By turns somber and sunny, Kang writes his way through a bevy of genre references and idiomatic episodes, opening with a dark new music dirge, launching forward into Esquivel-like big band charts, and stopping for a long while in a thick, fulsome drone (heard on the rapturous title track). He even tries his hand, not entirely convincingly, at Bombay pop on the closing “Marriage of Days.” There are times when the restless compositional changeups get a bit irksome, and occasionally there seems to be far more emphasis on gesture or atmosphere than on substance and progression, but there are other moments which are quite moving (such as “I Am the Dead,” which has multi-tracked Patton on his best behavior).

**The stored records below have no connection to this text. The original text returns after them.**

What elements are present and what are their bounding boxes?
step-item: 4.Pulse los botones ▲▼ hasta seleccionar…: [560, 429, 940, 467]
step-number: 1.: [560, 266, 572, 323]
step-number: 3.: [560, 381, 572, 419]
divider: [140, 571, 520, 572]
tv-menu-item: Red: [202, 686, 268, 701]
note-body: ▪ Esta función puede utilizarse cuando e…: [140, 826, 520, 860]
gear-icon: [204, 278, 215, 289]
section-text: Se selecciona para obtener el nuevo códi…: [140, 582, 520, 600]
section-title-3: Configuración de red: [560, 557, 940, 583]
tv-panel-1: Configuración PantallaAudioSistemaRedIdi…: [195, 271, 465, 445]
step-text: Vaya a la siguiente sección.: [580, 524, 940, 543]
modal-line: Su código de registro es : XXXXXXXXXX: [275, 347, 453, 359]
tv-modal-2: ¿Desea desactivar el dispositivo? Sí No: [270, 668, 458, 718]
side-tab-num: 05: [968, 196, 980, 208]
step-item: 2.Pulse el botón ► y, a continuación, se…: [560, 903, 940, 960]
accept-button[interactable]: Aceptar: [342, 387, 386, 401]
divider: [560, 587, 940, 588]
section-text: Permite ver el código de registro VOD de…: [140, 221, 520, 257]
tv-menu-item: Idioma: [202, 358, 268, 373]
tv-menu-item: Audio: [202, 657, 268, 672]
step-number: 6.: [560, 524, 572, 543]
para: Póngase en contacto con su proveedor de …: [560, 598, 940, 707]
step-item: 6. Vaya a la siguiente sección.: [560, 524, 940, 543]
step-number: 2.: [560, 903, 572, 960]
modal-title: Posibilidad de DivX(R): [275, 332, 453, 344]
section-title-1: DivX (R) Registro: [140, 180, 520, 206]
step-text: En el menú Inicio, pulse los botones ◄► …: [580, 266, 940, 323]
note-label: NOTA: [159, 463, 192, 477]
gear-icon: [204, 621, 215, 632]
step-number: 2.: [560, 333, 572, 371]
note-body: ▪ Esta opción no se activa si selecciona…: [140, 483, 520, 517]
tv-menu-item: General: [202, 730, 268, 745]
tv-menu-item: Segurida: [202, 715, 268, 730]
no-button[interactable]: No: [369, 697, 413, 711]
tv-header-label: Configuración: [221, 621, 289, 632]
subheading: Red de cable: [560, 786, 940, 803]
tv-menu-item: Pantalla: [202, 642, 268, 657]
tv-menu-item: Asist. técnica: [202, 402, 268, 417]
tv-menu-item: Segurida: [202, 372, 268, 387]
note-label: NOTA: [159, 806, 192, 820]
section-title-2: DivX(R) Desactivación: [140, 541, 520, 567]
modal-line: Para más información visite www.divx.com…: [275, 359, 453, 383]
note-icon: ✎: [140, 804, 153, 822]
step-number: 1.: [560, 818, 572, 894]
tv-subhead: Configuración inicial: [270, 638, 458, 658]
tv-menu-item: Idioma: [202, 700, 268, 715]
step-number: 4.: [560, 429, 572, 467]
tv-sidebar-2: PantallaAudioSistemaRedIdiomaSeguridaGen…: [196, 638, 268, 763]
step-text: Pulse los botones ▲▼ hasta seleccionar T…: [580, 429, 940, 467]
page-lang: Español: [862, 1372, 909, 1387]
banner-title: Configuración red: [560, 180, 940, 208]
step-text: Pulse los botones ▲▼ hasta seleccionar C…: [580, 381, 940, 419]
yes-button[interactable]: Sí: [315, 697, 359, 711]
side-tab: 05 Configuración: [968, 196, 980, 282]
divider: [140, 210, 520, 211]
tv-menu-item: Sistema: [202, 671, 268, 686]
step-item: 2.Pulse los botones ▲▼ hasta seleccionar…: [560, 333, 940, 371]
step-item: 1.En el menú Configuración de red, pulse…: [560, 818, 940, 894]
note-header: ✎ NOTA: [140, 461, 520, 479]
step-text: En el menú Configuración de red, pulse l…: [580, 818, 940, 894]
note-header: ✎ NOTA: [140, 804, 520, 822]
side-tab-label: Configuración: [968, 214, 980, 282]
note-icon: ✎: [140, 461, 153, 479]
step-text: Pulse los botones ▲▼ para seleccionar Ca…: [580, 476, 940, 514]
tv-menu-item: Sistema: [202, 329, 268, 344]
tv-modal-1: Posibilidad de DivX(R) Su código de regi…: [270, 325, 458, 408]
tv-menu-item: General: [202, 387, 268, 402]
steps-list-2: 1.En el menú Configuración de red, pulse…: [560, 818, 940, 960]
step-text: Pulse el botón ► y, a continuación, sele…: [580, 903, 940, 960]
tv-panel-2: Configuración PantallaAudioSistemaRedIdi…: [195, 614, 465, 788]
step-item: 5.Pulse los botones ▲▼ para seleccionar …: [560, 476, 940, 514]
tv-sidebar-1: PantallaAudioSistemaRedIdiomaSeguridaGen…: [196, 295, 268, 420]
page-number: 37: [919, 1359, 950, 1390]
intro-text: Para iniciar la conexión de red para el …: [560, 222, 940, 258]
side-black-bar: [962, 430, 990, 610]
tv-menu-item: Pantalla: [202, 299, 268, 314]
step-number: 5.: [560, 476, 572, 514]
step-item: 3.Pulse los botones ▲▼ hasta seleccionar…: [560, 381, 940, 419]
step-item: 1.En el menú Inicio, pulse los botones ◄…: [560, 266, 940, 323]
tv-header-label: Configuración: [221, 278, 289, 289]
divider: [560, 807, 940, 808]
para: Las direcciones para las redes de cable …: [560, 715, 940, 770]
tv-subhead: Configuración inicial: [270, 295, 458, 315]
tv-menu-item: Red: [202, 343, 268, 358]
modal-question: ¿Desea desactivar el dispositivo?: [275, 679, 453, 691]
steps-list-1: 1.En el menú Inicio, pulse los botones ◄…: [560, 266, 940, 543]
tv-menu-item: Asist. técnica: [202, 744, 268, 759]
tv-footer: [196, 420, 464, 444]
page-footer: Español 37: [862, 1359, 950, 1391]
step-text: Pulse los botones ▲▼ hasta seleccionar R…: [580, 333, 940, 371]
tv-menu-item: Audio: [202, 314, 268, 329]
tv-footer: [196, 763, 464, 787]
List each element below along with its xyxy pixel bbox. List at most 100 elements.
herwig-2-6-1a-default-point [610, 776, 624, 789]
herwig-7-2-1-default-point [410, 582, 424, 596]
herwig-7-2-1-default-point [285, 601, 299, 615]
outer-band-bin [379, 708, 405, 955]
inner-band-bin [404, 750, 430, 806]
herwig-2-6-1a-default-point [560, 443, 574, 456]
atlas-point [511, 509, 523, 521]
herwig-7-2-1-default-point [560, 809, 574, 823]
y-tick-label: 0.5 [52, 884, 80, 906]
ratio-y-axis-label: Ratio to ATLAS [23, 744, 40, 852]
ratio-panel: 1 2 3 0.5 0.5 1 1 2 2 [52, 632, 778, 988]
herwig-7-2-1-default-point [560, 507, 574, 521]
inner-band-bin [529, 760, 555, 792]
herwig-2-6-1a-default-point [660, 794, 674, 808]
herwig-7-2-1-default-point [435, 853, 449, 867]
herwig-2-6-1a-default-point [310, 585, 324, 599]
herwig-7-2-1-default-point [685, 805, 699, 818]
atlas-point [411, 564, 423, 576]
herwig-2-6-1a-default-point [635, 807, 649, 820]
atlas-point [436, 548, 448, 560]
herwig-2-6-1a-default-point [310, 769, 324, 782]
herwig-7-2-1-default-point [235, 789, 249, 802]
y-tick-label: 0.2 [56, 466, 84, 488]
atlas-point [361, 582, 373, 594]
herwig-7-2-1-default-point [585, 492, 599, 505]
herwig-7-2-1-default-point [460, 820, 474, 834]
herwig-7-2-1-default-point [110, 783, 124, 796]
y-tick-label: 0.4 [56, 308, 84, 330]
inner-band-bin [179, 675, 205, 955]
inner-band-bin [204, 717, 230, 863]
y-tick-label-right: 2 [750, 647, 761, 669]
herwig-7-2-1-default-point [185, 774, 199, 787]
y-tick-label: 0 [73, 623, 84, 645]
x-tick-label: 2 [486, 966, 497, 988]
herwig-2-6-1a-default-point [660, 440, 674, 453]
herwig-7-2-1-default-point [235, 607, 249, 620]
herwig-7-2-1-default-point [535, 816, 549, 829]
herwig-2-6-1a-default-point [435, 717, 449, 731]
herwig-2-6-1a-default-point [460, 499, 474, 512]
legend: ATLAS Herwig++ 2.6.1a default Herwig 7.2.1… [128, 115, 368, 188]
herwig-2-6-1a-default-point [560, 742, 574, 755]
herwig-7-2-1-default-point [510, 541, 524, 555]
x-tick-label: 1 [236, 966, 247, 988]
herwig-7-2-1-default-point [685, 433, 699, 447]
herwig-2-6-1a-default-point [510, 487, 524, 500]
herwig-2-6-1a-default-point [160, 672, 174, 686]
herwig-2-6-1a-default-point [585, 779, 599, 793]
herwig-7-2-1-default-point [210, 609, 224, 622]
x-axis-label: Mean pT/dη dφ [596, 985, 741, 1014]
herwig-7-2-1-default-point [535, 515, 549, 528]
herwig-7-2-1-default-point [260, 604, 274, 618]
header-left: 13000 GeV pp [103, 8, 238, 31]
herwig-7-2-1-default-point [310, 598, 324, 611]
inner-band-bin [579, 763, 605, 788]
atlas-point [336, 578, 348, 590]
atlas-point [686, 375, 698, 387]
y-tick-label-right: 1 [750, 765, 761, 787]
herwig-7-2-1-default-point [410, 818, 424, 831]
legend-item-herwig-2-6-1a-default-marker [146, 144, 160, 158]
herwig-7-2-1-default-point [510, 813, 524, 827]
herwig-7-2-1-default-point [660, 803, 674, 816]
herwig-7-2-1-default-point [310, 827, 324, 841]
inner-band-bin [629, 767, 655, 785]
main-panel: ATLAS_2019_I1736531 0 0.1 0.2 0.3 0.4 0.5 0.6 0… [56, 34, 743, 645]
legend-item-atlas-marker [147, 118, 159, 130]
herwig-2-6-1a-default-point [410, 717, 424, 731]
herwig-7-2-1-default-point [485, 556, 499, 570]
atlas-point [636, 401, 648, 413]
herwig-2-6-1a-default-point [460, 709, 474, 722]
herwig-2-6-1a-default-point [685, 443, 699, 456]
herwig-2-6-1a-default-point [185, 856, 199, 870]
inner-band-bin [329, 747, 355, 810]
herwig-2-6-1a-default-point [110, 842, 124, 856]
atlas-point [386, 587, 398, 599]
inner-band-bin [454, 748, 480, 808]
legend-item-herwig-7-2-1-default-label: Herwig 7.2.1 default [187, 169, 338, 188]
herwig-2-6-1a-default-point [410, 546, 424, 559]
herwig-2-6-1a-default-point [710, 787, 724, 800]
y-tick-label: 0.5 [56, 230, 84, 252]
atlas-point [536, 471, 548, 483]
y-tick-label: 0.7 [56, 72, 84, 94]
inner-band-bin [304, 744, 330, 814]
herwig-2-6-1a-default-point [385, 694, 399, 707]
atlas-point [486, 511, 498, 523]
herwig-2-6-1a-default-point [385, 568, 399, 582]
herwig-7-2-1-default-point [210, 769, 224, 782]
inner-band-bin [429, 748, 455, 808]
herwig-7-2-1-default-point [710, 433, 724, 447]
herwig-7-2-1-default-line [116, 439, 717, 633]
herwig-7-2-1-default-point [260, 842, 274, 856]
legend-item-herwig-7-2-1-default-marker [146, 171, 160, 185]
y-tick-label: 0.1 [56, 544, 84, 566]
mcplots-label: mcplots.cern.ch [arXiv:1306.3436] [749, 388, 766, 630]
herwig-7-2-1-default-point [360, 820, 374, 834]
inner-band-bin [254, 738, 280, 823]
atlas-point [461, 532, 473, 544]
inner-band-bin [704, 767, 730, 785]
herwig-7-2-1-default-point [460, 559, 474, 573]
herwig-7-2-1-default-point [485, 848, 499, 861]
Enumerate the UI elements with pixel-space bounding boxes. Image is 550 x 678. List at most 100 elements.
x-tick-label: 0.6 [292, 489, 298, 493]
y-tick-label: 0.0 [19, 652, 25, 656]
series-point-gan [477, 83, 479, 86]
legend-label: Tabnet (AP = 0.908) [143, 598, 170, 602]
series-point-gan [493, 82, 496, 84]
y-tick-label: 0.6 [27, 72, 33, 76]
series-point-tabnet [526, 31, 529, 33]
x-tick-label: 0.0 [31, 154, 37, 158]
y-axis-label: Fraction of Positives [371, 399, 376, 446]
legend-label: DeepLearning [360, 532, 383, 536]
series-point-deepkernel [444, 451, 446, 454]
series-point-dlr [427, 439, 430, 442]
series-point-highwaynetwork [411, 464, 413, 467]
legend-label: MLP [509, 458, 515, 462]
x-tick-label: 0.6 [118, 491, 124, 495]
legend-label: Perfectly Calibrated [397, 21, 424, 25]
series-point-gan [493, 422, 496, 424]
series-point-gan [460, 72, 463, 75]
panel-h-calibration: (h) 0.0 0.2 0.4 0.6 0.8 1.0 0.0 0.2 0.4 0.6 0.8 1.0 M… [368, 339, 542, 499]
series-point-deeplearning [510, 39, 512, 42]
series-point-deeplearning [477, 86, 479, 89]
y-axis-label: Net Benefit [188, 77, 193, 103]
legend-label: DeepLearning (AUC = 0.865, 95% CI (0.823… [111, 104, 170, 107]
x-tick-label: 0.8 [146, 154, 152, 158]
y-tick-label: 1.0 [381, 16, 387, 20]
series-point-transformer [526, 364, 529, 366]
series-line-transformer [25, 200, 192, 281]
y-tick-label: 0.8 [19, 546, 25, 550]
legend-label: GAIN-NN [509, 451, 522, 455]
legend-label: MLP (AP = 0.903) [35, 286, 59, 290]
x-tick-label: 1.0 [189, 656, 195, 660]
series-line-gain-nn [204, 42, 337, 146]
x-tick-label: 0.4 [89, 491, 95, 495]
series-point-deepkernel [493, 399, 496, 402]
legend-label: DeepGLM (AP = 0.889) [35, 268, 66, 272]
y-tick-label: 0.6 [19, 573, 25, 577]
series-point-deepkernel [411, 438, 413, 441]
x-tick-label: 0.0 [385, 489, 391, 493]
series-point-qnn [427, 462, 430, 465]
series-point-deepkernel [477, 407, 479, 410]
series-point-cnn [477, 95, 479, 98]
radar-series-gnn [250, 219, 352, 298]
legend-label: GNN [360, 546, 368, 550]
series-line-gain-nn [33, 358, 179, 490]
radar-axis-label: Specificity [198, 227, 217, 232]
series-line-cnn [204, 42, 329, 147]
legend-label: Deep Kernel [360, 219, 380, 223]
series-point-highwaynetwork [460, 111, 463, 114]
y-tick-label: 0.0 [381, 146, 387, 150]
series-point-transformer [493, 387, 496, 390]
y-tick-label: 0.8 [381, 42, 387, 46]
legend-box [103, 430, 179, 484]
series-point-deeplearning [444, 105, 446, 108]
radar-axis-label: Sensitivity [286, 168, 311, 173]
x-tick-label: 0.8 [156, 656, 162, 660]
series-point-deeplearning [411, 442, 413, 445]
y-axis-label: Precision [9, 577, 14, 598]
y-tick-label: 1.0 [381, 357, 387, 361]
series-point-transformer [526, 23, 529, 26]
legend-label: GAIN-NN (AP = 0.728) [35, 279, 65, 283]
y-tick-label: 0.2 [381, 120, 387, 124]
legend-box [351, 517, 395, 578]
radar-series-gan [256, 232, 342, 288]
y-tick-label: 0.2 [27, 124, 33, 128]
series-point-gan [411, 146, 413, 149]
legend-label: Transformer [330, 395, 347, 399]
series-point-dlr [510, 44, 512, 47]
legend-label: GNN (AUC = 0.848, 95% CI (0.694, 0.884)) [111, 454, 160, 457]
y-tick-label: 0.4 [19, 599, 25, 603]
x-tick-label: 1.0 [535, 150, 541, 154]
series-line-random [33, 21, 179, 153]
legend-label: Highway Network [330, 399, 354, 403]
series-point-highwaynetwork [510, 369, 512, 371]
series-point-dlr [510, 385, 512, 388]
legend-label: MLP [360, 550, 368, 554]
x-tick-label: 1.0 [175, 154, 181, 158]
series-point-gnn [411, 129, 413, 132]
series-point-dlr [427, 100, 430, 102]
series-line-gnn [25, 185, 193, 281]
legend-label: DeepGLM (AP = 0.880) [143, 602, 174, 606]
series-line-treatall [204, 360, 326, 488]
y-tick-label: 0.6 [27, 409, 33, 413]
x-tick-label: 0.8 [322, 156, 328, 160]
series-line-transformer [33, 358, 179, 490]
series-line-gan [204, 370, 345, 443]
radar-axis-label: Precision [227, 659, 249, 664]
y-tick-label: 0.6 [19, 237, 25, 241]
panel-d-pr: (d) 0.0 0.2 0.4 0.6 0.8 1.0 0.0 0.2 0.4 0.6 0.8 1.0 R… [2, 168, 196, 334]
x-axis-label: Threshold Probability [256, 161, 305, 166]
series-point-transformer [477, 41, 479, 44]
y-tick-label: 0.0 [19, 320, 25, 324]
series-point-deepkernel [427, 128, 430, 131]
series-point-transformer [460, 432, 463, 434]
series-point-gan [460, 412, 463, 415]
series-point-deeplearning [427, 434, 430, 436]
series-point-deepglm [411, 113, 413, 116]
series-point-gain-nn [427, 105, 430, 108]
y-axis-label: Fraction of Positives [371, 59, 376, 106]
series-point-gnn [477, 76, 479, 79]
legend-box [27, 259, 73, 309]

Kang is not really demonstrative in his own playing – he prefers to work more structurally, cueing different sections of the piece or create rich textural backdrops. Indeed, nothing about this piece is geared towards improvisation; Kang seems more intent on trance and repetition than self-expression. For the most successful example of this approach, consult the 20-minute “Doorway to the Sun,” which alternates between an oscillating hum, a ritualistic vocal choir with quasi-Gamelan stylings, and a marimba-based piece which (perhaps inevitably) recalls Steve Reich. And in a similar way, the extended “Innocent Eye, Crystal See” will no doubt please Sigur Ros fans.

Overall, there’s not a whole lot of edge to this recording and not all of it is convincing. But there are certainly more good moments than bad, and Kang is always worth a listen.